Astrotech Space
Operations, a wholly owned subsidiary of SPACEHAB, Inc. , today announced that it has received a contract award from the
National Aeronautics and Space Administration (NASA) to support
processing of two earth-observation satellites for launch on a Delta
expendable launch vehicle (ELV).

The $479,600 contract, awarded by NASA’s Kennedy Space Center,
covers launch-site payload processing services for NASA’s Earth
Observing-1 (EO-1) and Satelite de Aplicaciones Cientificas-C (SAC-C)
earth-observation satellites. These spacecraft are scheduled for
launch together on a Delta 7320 “Med-Lite” ELV from California’s
Vandenberg Air Force Base (AFB) in November.

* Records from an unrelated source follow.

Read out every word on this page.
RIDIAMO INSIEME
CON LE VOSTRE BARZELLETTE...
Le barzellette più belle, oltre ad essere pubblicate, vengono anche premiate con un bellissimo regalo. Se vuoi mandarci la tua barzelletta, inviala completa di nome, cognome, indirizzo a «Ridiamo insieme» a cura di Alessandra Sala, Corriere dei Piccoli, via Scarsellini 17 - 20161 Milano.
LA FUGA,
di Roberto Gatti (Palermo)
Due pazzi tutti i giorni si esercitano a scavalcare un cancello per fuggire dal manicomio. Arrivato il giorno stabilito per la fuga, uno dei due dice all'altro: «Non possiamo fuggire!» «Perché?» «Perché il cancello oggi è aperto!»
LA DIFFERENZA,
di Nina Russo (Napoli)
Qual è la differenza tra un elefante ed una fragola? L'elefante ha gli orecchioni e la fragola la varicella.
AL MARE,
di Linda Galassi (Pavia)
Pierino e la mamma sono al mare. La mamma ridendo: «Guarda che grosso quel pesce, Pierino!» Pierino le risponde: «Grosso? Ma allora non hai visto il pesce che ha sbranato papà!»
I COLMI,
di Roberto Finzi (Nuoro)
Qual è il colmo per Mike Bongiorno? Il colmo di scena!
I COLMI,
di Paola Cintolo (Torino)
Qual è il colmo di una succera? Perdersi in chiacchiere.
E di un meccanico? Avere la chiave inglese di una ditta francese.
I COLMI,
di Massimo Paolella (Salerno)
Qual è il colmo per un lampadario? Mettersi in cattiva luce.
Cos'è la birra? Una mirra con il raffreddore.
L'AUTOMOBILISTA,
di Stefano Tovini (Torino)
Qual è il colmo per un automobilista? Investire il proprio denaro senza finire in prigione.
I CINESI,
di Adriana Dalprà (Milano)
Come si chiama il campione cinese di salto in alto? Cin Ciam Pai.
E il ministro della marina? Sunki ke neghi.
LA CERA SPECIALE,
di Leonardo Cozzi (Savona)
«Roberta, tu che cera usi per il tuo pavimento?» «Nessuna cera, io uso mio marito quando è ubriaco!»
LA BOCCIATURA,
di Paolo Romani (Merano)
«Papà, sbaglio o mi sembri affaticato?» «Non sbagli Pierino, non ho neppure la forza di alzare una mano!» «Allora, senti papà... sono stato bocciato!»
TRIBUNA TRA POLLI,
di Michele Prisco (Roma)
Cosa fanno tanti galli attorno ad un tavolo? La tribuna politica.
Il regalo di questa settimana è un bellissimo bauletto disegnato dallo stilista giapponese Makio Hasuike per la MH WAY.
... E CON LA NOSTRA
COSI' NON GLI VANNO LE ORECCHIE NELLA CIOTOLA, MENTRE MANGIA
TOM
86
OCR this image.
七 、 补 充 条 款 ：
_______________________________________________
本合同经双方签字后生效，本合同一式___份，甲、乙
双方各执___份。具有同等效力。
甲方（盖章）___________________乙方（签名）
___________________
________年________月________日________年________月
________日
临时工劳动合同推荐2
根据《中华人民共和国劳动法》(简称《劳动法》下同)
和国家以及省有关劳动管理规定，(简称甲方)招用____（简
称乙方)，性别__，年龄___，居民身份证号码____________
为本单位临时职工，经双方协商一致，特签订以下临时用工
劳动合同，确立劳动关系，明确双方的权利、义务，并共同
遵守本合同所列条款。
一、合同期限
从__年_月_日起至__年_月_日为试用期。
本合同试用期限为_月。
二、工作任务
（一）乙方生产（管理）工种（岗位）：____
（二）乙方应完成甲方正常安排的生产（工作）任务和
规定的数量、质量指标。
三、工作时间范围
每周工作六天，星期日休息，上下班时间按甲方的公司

Astrotech will process these payloads at its Vandenberg AFB
facility, a full-service site equipped to support spacecraft
processing for Atlas, Delta, Pegasus, and Taurus launches. Astrotech’s
payload processing services include support for spacecraft final
mechanical assembly, electrical checkout, liquid propellant loading,
solid rocket motor/ordinance installation, payload fairing
encapsulation, transport to the launch pad, and remote payload command
and control through countdown.

The EO-1/SAC-C mission is the second of NASA’s Earth Observing
System (EOS) program payloads to be processed at Astrotech’s
Vandenberg AFB facility. Astrotech provided payload processing
services for NASA’s first EOS mission, designated Terra (formerly
EOS-AM-1), launched in December 1999. The total value of Astrotech’s
contract with NASA for support to the Terra mission was more than $2
million.

The EO-1 spacecraft is an element of NASA’s New Millennium
Program, designed to conduct space-flight validation of breakthrough
technologies for space and Earth science missions. SAC-C is a
cooperative NASA-Argentine project.

Astrotech provides commercial space services through its Sounding
Rocket and Payload Processing divisions. Astrotech’s Payload
Processing division provides satellite processing services for the
U.S. launch industry, including support for Boeing’s Delta program,
Lockheed Martin’s Atlas program, and Orbital Sciences Corporation’s
Taurus and Pegasus programs. Since 1985, over 150 satellites have been
processed at Astrotech facilities adjacent to Kennedy Space
Center/Cape Canaveral Air Force Station in Florida and at Vandenberg
AFB in California.

Founded in 1984 and with more than $100 million in annual revenue,
Astrotech’s parent company SPACEHAB, Inc., is a leading provider of
commercial space services. SPACEHAB is the first company to
commercially develop, own and operate habitable modules that
provide laboratory facilities and logistics resupply aboard NASA’s
Space Shuttles. The company also supports NASA astronaut training at
Johnson Space Center in Houston, Texas.

This release contains forward-looking statements that are subject
to certain risks and uncertainties that could cause actual results to
differ materially from those projected in such statements. Such risks
and uncertainties include, but are not limited to, whether the
company will fully realize the economic benefits under its NASA and
other customer contracts, the timing and mix of Space Shuttle
missions, the successful development and commercialization of new
space assets, technological difficulties, product demand, timing of
new contracts, launches and business, market acceptance risks, the
effect of economic conditions, uncertainty in government funding, the
impact of competition, and other risks detailed in the Company’s
Securities and Exchange Commission filings.